16 de octubre de 2025
Evangelio del día
Lectura del santo evangelio según san Lucas 11,47-54
En aquel tiempo, dijo el Señor:
«¡Ay de vosotros, que edificáis mausoleos a los profetas, a quienes mataron vuestros padres!
Así sois testigos de lo que hicieron vuestros padres, y lo aprobáis; porque ellos los mataron y vosotros les edificáis mausoleos.
Por eso dijo la Sabiduría de Dios: “Les enviaré profetas y apóstoles: a algunos de ellos los matarán y perseguirán”; y así a esta generación se le pedirá cuenta de la sangre de todos los profetas derramada desde la creación del mundo; desde la sangre de Abel hasta la sangre de Zacarías, que pereció entre el altar y el santuario.
Sí, os digo: se le pedirá cuenta a esta generación.
¡Ay de vosotros, maestros de la ley, que os habéis apoderado de la llave de la ciencia: vosotros no habéis entrado y a los que intentaban entrar se lo habéis impedido!».

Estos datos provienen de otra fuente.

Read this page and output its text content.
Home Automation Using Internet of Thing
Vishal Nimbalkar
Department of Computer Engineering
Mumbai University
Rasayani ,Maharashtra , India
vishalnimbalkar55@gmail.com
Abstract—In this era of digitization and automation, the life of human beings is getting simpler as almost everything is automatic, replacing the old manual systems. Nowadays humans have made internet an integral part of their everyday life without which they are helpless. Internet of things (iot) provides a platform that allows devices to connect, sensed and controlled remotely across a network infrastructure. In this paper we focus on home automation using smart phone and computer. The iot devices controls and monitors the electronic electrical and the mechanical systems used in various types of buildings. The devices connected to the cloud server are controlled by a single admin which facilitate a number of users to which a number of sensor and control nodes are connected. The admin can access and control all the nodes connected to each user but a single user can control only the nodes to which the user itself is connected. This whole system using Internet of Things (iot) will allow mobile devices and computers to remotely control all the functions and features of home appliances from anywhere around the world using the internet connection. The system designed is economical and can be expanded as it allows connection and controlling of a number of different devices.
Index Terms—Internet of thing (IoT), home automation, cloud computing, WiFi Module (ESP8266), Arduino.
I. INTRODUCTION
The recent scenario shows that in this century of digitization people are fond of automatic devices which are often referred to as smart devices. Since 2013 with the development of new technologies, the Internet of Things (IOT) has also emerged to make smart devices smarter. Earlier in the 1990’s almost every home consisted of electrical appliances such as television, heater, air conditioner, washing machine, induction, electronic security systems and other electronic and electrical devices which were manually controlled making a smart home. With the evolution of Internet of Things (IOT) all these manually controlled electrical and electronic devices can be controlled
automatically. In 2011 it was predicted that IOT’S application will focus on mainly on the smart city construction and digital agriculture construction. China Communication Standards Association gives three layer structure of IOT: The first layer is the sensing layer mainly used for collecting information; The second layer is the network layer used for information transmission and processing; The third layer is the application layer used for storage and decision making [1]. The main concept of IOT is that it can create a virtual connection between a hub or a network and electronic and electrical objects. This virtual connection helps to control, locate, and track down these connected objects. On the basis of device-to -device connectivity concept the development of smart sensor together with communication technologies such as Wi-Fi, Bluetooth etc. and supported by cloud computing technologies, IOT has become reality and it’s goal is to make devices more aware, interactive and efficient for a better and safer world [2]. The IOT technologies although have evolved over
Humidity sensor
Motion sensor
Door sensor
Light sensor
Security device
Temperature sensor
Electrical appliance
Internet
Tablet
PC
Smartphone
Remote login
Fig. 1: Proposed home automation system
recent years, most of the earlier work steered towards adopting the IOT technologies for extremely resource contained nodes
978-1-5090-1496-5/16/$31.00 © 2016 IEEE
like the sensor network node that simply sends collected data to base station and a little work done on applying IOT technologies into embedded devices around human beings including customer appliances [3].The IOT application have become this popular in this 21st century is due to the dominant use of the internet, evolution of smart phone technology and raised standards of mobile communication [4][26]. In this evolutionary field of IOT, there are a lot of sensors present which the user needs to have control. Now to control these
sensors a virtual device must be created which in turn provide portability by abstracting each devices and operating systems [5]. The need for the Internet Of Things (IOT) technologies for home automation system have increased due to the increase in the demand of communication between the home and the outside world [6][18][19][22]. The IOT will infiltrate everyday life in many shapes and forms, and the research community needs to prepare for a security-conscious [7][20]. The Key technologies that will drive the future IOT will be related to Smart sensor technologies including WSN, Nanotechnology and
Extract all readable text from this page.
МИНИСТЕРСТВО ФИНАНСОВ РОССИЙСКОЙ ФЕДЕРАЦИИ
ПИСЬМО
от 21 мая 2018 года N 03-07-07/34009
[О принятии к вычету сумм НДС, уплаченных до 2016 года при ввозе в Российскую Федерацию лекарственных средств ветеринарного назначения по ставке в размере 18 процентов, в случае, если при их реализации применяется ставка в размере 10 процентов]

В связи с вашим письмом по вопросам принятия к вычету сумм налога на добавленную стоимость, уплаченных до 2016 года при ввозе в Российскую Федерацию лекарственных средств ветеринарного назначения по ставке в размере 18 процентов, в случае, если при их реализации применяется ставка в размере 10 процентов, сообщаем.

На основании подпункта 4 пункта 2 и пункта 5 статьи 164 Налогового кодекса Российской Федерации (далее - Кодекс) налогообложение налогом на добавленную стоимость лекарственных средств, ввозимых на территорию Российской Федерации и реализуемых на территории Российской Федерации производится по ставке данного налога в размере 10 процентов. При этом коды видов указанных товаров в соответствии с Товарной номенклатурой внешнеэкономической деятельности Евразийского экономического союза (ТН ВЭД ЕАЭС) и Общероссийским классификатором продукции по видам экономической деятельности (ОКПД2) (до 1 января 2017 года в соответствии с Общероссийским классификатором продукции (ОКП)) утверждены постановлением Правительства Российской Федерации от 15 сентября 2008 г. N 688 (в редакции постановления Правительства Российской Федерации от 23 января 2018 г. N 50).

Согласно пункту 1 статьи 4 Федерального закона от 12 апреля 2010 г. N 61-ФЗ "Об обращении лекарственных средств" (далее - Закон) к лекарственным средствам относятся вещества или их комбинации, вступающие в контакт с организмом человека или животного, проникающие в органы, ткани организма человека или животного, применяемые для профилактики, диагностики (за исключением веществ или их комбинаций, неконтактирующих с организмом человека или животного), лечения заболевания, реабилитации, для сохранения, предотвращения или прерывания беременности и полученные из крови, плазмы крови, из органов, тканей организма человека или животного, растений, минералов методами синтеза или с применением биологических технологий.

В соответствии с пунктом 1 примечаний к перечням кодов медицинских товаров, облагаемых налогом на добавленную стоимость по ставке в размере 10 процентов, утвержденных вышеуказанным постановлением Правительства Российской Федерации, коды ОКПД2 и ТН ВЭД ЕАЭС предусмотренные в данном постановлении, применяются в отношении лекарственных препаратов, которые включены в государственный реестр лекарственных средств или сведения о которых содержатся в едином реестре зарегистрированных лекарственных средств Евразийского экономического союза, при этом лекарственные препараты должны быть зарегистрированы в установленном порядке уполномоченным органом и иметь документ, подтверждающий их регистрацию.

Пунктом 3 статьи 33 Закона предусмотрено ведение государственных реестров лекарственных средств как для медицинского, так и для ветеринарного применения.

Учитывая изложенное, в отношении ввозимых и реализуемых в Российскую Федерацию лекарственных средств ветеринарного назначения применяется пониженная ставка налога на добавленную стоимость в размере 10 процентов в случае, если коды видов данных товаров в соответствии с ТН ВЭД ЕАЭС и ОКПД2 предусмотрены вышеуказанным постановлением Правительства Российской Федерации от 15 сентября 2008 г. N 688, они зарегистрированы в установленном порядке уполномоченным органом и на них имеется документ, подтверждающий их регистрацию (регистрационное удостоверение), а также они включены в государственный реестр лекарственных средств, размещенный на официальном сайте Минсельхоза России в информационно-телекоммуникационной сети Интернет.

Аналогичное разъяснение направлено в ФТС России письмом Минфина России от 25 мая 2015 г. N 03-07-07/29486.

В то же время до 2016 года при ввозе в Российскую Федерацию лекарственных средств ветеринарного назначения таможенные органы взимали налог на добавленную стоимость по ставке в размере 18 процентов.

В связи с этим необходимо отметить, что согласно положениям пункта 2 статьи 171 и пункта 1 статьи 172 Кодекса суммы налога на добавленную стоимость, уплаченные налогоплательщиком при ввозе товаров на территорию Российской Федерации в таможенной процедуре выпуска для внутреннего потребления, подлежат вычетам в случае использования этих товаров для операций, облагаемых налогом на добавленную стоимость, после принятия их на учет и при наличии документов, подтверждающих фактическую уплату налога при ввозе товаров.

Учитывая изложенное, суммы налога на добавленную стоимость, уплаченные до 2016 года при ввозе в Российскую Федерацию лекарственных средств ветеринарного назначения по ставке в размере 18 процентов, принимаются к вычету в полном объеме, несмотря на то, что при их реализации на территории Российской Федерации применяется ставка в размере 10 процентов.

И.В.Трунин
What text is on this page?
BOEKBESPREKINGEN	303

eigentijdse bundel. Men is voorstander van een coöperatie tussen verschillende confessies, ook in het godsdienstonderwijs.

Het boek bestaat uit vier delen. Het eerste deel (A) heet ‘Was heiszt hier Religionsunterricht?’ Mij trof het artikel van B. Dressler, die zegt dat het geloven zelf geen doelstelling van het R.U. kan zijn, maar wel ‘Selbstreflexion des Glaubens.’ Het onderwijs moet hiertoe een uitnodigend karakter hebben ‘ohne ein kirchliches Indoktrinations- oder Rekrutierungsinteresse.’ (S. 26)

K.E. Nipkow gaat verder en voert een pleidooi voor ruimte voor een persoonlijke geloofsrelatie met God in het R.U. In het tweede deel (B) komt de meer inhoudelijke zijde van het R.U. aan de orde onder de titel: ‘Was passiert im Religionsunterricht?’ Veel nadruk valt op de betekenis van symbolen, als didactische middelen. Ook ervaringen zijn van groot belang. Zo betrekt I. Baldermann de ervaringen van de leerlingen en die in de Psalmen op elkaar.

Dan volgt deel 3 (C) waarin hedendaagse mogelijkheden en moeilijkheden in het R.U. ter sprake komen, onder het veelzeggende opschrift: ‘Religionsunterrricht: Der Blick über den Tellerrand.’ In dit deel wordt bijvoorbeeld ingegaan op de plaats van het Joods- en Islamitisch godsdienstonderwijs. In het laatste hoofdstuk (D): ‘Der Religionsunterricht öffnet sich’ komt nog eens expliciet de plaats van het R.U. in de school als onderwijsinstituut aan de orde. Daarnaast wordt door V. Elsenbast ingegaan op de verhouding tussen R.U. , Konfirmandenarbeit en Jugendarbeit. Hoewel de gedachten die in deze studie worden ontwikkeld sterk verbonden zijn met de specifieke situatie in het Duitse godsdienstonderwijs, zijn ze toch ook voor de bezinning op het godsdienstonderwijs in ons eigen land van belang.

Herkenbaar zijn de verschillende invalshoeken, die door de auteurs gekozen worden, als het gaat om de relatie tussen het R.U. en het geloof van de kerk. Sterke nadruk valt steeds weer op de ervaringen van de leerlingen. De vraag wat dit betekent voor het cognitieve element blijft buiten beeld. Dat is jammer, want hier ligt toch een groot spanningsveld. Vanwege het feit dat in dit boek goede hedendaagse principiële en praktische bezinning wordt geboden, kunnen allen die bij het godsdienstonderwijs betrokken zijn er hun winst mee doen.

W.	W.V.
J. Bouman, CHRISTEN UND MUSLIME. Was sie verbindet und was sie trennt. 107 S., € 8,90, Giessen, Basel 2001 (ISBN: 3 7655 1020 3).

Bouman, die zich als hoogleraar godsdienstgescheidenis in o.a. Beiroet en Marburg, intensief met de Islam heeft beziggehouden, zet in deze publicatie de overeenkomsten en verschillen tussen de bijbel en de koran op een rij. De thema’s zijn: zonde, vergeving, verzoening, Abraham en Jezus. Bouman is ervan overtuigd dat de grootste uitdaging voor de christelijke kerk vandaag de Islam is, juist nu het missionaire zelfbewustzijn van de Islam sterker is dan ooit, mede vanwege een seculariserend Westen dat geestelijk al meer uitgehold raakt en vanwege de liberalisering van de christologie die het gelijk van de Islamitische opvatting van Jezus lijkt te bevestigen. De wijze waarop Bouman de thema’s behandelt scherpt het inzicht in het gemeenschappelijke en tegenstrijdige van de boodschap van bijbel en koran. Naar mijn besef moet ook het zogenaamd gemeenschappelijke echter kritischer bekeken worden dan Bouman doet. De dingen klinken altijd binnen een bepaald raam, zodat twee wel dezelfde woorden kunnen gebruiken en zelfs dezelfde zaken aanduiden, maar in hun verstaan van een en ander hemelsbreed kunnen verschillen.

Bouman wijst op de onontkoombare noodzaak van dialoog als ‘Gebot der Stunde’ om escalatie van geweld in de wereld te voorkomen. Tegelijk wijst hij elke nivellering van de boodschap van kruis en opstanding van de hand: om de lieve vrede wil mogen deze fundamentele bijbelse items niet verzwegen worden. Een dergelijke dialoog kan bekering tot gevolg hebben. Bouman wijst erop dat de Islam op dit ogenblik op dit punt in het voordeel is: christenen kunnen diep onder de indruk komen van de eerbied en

Al salir de allí, los escribas y fariseos empezaron a acosarlo implacablemente y a tirarle de la lengua con muchas preguntas capciosas, tendiéndole trampas para cazarlo con alguna palabra de su boca.
Reflexión
Esta lectura es continuación del evangelio precedente y nos transmite los dos últimos "¡ay!" de la polémica de Jesús con los escribas y fariseos. No podemos señalar con exactitud los límites entre las propias palabras del Maestro y las de la primitiva comunidad. En el v. 52 los doctores son acusados de haberse transformado en dueños del saber de Dios, identificándolo con sus propias perspectivas e intereses. El mismo peligro amenaza a la Iglesia: la verdad de Jesús está condicionada por los seres humanos que la anunciamos y la comentamos; somos un factor de la mediación que puede volverse manipulación. Más complejo es el "¡ay!" del v. 51 con la trágica visión que suscita la Palabra entre las personas.
La confrontación de Jesús con las autoridades de Israel ya ha tenido su prólogo en la historia profética del AT y continúa en la historia de la Iglesia, volviéndose una constante de toda existencia auténtica. El tema es clásico en la tradición deuteronomista y retomado por la Iglesia desde el testimonio trágico de Jesús y pasando por todos los justos que han sufrido por su honestidad, sus ideas o su solidaridad con las causas justas y nobles de la humanidad. Sabemos que su martirio no fue inútil, ya que es recogido en el mártir Jesús culminado en su Pascua gloriosa (Flp 2, 8-10). Quien cree en Jesús y, de modo especial, quien lo anuncia, vive amenazado por la violencia de este mundo.